I kicked Chance out of the house last night for some much needed girl time with a good friend. We drank girly cocktails and baked some
seriously amazing cupcakes. They're the perfect combination of chocolate and peanut butter and have a Reese's peanut butter cup baked right into the center. I was too busy chatting to take pictures as I baked, so a photo of the finished product will have to suffice. Enjoy!
Peanut Butter Cup Cupcakes (Slightly adapted from My Baking Addiction)
For the cake:
1 package devil's food cake mix
1 package instant chocolate pudding
1 cup light sour cream
1 cup canola oil
4 eggs
2 tsp vanilla extract
1 tbsp instant coffee granules, dissolved in 1/2 cup warm water
1 package Reese's miniatures, frozen
For the peanut butter buttercream frosting:
3 sticks unsalted butter, softened
1 cup creamy peanut butter
1.5 lbs. confectioner's sugar
7 tbsp. heavy cream
Preheat the oven to 350 degrees, and line a cupcake tin with paper liners. In the bowl of a stand mixer fitted with the paddle attachment, mix together cake mix, pudding mix, sour cream, canola oil, eggs, and coffee mixture. Beat on medium speed for about three minutes or until well combined.
Divide the batter in the muffin tin evenly, filling each cup 1/2 full. Press one Reese's miniature into the center of each cup; the batter shouldn't cover the top of the candy. Bake the cupcakes for 18-22 minutes. The cupcakes will have a small well in their centers - that's fine since you'll cover them with frosting. Set the cupcakes on a cooling rack and allow to cool fully before frosting.
In the bowl of a stand mixer fitted with the paddle attachment, cream butter and peanut butter together on medium speed until well combined and fluffy. Turn the mixer down to low and gradually add in confectioner's sugar until fully blended. Keeping the mixer on low speed, add in the heavy cream one tablespoon at a time until it reaches your desired consistency (I used 7 tablespoons). Finally, turn your mixer on high speed for about a minute until the frosting gets light and fluffy. Spoon, pipe, or dollop the frosting on top of each cupcake and top with some chopped up Reese's.

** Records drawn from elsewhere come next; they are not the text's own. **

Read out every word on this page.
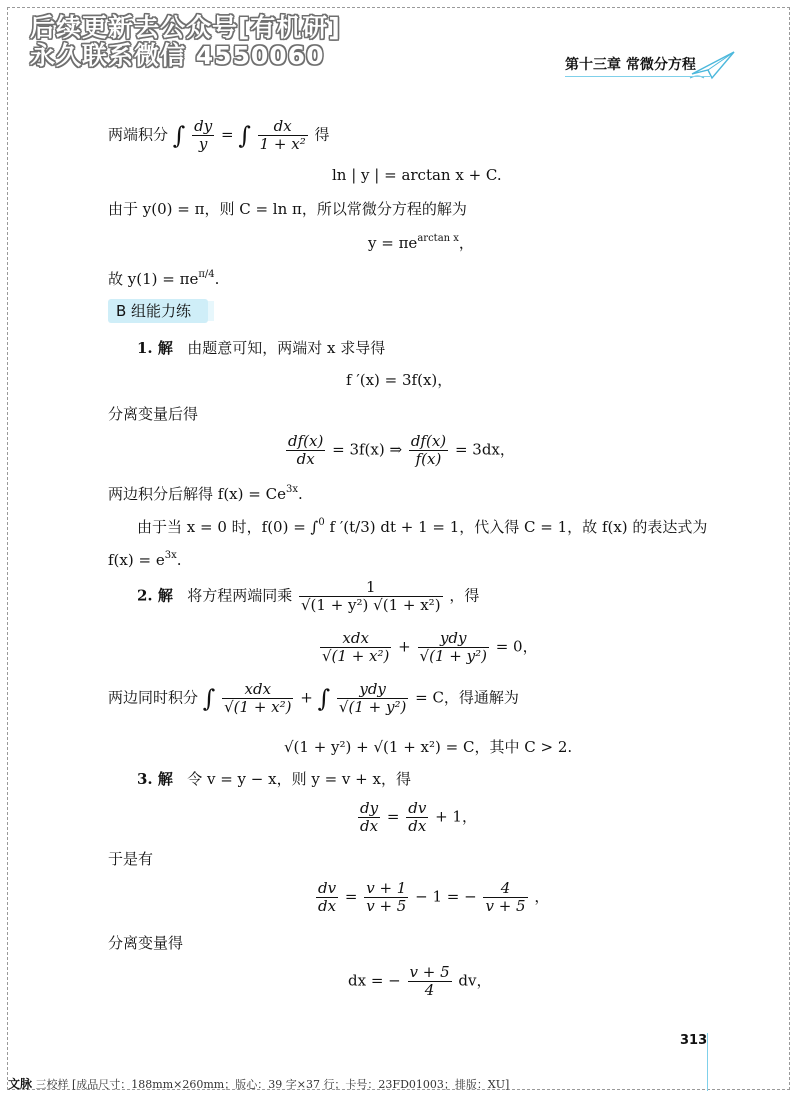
后续更新去公众号[有机研]
永久联系微信 4550060	第十三章 常微分方程
两端积分 ∫ $\frac{dy}{y}$ = ∫ $\frac{dx}{\text{1 + x²}}$ 得
ln | y | = arctan x + C.
由于 y(0) = π，则 C = ln π，所以常微分方程的解为
$y = \pi e^{arctan x}$，
故 $y(1) = \pi e^{\pi/4}$.
B 组能力练
1. 解 由题意可知，两端对 x 求导得
f ′(x) = 3f(x)，
分离变量后得
$\frac{df(x)}{dx} = 3f(x)$ ⇒ $\frac{df(x)}{f(x)} = 3dx$，
两边积分后解得 $f(x) = Ce^{3x}$.
由于当 x = 0 时，f(0) = ∫$^0$ f ′(t/3) dt + 1 = 1，代入得 C = 1，故 f(x) 的表达式为
$f(x) = e^{3x}$.
2. 解 将方程两端同乘 $\frac{1}{\text{√(1 + y²) √(1 + x²)}}$ ，得
$\frac{\text{xdx}}{\text{√(1 + x²)}} + \frac{\text{ydy}}{\text{√(1 + y²)}} = 0$，
两边同时积分 ∫ $\frac{\text{xdx}}{\text{√(1 + x²)}}$ + ∫ $\frac{\text{ydy}}{\text{√(1 + y²)}} = C$，得通解为
√(1 + y²) + √(1 + x²) = C，其中 C > 2.
3. 解 令 v = y − x，则 y = v + x，得
$\frac{dy}{dx} = \frac{dv}{dx} + 1$，
于是有
$\frac{dv}{dx} = \frac{v + 1}{v + 5} - 1$ = − $\frac{4}{v + 5}$ ，
分离变量得
dx = − $\frac{v + 5}{4}$ dv，
313
文脉 三校样 [成品尺寸：188mm×260mm；版心：39 字×37 行；卡号：23FD01003；排版：XU]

I subbed light sour cream for the regular to cut out some of the calories. And I realize that's pretty ridiculous considering the amount of butter and cream in the frosting. I opted out of adding vanilla to the frosting because I wanted it to taste reaalllly peanut buttery, and I also cut the amount of confectioner's sugar from 2 to 1.5lbs. My go-to chocolate cake recipe also calls for sour cream and pudding mix; don't skip out on the sour cream, as weird as it sounds. It makes the cake stay really moist. And I probably could have used a recipe that was entirely from scratch instead of using packaged devil's food cake mix, but these things took a solid two and a half hours to bake anyways so I was happy to save the extra time.


*****If you're not baking these for a party, work event, etc... then absolutely cut the recipe in half. The recipe as listed above made about 40 cupcakes. Even sending some home with my friend and taking some to work this week, I still have way too many cupcakes for a two person household. Chance might disagree with me. He's had four in 24 hours and claims they're the best cupcakes he's ever had.